埋葬地やっと捜し出す 国東市の仲村俊英さん

シベリア抑留、ジョージアで死亡した伯父

©有限会社大分合同新聞社

突き止めた埋葬地に伯父弘法さんの遺影などを置いた仲村俊英さん=ジョージアのトビリシ

 国東市国東町の仲村俊英さん(66)は太平洋戦争直後の混乱期、シベリアに抑留された伯父弘法さん(享年24)をジョージア(旧ソ連・グルジア)の病院で亡くした。埋葬先が分からないまま70年。本紙の記事がきっかけとなり、このほど、同国を訪問。骨が埋まっているとみられる大学の敷地に遺影と花束を置いた。「伯父の事が自分の肩や背中に重くのしかかっていた」。墓参を夢見た母ミヨシさん(享年88)の思いを胸に冥福を祈った。

 3年前に亡くなったミヨシさんの遺品の中から一通の手紙を見つけた。宛名は別府市南立石八幡町の無職、高田邦夫さん(92)。

 高田さんは本紙2010年8月11日付朝刊の終戦特集記事「シベリア抑留 65年目の夏」で過酷な戦争体験を語った。シベリアに抑留され、カザフスタンの捕虜収容所で強制労働させられた。

 弘法さんもカザフスタンの捕虜収容所にいた。記事を読んだミヨシさんは墓を訪れたいとのいちずな思いから、高田さんに手紙をしたためたようだ。結局、手紙は出さなかったらしい。

 俊英さんは弘法さんの死亡後に生まれ、面識はない。ミヨシさんから生前の様子は伝え聞いていた。ミヨシさんの思いを伝えるため、すぐに高田さん方を訪ねた。当時の話を聞くうちに「戦争をしてはいけないという思いと、墓参を願った母の思いを受け継ぎたい」との感情が一層強まった。迷うことなく、埋葬地を本格的に調べ始めた。厚生労働省などの協力もあり、2年がかりでジョージアの首都トビリシのトビリシ州立大学敷地内にあると突き止めた。
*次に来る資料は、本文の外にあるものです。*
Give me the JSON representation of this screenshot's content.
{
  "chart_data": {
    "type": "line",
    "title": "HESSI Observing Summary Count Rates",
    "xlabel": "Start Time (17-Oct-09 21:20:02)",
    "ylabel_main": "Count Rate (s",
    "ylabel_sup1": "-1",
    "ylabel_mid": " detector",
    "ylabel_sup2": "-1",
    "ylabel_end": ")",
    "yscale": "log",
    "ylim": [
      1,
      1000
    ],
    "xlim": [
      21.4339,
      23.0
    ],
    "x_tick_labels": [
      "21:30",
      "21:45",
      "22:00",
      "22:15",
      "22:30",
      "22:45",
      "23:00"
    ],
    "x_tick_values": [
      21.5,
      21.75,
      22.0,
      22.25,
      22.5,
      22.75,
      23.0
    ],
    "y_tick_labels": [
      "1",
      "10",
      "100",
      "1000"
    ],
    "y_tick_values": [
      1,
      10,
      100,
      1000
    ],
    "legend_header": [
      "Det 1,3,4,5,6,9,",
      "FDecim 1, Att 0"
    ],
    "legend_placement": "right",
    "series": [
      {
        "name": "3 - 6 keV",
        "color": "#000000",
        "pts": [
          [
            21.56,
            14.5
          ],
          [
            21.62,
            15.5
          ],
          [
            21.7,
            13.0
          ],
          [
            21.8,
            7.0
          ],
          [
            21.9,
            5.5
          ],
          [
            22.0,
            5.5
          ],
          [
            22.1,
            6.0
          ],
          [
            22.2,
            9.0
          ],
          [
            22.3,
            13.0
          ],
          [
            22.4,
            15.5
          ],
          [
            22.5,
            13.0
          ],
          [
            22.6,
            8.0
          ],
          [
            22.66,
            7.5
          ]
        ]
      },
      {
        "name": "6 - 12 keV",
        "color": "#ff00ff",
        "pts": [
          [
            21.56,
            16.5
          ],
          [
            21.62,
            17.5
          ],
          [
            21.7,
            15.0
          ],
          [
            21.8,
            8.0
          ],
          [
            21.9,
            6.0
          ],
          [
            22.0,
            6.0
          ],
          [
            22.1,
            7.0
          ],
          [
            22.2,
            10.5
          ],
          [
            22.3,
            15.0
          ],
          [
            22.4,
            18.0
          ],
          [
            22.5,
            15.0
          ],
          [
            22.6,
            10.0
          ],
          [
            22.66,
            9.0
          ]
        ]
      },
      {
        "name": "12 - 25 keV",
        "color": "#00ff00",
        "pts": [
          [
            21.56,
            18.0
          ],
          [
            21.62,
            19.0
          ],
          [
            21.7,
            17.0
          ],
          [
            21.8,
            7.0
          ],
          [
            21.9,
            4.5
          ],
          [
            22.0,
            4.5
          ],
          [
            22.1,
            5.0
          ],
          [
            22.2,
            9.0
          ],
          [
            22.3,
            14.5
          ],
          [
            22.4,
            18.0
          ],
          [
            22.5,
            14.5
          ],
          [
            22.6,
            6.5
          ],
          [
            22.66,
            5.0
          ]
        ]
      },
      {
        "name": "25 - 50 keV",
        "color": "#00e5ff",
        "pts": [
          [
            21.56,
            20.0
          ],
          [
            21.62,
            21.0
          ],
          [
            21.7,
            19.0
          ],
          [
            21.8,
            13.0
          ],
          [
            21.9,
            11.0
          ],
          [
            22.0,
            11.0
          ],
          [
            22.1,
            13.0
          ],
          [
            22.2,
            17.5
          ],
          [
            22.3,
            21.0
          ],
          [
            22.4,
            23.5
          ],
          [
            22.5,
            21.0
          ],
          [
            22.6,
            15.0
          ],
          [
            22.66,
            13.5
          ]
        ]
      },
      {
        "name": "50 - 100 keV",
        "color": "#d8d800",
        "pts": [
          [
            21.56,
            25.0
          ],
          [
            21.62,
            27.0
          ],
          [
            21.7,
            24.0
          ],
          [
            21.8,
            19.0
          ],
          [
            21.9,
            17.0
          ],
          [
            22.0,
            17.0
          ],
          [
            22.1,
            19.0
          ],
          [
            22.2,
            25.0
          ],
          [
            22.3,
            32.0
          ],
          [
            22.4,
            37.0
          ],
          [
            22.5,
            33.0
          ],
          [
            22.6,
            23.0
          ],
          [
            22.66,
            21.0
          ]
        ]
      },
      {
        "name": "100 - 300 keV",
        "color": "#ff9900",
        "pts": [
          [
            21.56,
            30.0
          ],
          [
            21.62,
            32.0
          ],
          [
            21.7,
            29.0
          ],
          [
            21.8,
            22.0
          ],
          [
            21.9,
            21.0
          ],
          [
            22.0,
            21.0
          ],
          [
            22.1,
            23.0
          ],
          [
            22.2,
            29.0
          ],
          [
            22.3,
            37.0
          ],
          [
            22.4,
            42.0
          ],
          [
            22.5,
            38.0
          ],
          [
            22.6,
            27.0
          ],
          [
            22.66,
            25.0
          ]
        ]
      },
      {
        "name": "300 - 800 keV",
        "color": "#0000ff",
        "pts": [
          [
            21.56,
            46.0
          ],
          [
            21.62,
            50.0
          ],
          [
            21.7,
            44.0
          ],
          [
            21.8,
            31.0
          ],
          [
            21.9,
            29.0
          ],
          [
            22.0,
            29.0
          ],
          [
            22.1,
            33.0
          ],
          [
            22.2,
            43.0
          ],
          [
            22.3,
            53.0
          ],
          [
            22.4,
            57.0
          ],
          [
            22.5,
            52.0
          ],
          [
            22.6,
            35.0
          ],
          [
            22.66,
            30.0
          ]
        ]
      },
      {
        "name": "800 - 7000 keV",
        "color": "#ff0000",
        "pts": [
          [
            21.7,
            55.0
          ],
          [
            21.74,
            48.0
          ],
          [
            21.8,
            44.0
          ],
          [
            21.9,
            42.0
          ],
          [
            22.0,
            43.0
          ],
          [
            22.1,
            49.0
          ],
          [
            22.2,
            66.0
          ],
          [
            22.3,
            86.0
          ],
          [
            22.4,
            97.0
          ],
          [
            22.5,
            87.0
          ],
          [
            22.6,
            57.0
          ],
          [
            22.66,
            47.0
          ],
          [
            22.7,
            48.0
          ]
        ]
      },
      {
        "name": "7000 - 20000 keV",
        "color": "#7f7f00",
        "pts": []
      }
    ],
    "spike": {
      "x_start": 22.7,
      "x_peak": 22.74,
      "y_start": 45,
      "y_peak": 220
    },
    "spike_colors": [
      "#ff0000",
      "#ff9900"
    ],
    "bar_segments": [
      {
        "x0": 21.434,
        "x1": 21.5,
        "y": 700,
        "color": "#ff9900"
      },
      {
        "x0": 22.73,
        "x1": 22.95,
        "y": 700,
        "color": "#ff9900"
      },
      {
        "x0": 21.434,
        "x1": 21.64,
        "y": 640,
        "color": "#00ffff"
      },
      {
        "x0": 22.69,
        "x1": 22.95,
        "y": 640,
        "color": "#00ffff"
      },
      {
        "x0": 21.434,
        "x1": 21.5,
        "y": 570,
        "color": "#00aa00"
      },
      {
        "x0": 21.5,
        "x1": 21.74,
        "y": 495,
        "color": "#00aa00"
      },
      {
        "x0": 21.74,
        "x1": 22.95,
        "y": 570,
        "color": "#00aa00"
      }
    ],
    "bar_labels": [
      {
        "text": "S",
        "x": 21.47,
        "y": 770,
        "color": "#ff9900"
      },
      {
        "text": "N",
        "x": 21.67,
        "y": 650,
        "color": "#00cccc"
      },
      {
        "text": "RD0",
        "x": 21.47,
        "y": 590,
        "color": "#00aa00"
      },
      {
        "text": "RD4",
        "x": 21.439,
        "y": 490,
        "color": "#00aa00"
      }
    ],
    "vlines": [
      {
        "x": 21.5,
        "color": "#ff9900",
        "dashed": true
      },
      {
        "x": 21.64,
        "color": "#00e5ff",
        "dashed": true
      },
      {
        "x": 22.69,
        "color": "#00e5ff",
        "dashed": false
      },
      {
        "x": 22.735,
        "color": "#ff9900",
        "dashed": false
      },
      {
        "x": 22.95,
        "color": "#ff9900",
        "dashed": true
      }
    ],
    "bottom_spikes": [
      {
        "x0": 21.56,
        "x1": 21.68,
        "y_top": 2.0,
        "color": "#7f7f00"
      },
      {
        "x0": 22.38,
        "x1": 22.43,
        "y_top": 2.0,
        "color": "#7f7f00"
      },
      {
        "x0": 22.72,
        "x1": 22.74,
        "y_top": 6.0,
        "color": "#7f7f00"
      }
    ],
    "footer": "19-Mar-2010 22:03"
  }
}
 9月末、会社員で長男の裕一さん(35)と、空路、トビリシへ。残念ながら墓石やモニュメントはなかった。通りがかった高齢の女性に埋葬地がないか通訳を介して尋ねたところ、「ここには日本兵やドイツ兵が埋葬されている。ドイツ人が参りに来たこともある」と答えた。

 「ここに埋葬されている」と確信した俊英さんは弘法さんの名前を叫び、思わず号泣したという。「やっと母の思いを伝えることができたという感情があふれ出した」と振り返った。

 骨を捜そうとしたが、地面を掘り返すことは許されなかった。土や石を持ち帰り、自宅の仏壇に供えた。俊英さんは「戦争を知らない世代が増えているが、この悲惨な出来事を決して忘れてはいけない」と話した。

<メモ> 太平洋戦争末期、日ソ中立条約を破棄して旧ソ連軍は満州や朝鮮半島に侵攻した。終戦後、労働力を補うため、拘束した日本兵をシベリアやモンゴルの強制労働収容所へ移送した。厳寒の中、森林伐採や鉄道建設の重労働を課した。約57万5千人が拘留され、約5万5千人が飢えや寒さで死亡した。県内出身者は702人の死亡が確認されている。旧ソ連・グルジアにも敗戦国の日本やドイツ、イタリアから捕虜が連れてこられたとされる。